3 - Je n'ai pas de recette favorite, seulement ce qui est bon, c'est-à-dire frais, cultivés à côté de chez moi (pas de trucs exotiques qui viennent du bout du monde) ou sauvages, de saison, bio, fait maison (je sais je me répète, mais c'est le propre de la propagande).
4 - en ce moment, je bois énormément de tisane de romarin, cueilli de mes blanches mains (je suis au régime).

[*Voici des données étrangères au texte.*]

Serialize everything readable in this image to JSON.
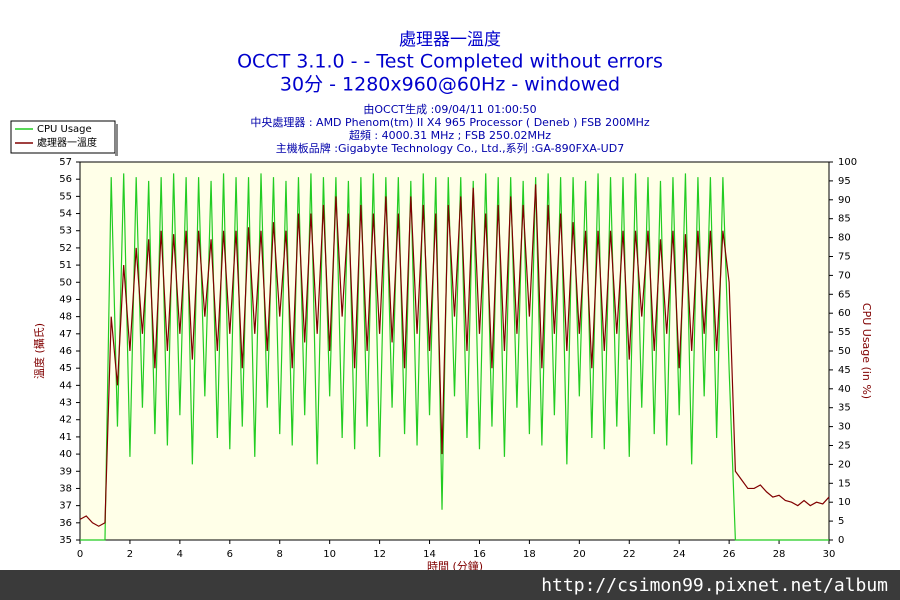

Autrement, le champagne, le bon vin rouge, la blanquette de Limoux méthode ancestrale (bio évidemment, la pas bio est dégueulasse)...
5 - J'ai longtemps rêvé de faire un lapin au chocolat, une recette espagnole absolument sublime, mais très compliqué, je l'ai fait deux fois, et tous les gens qui en ont mangé en ont gardé un souvenir impérissable...autrement, je ne rêve pas de faire la cuisine, je la fais (ces questions sont d'un frivole...).
6 - Très difficile de choisir, j'en ai tellement... Je suis une fine gourmet (encore un mot masculin qui n'existe pas au féminin, grrr !).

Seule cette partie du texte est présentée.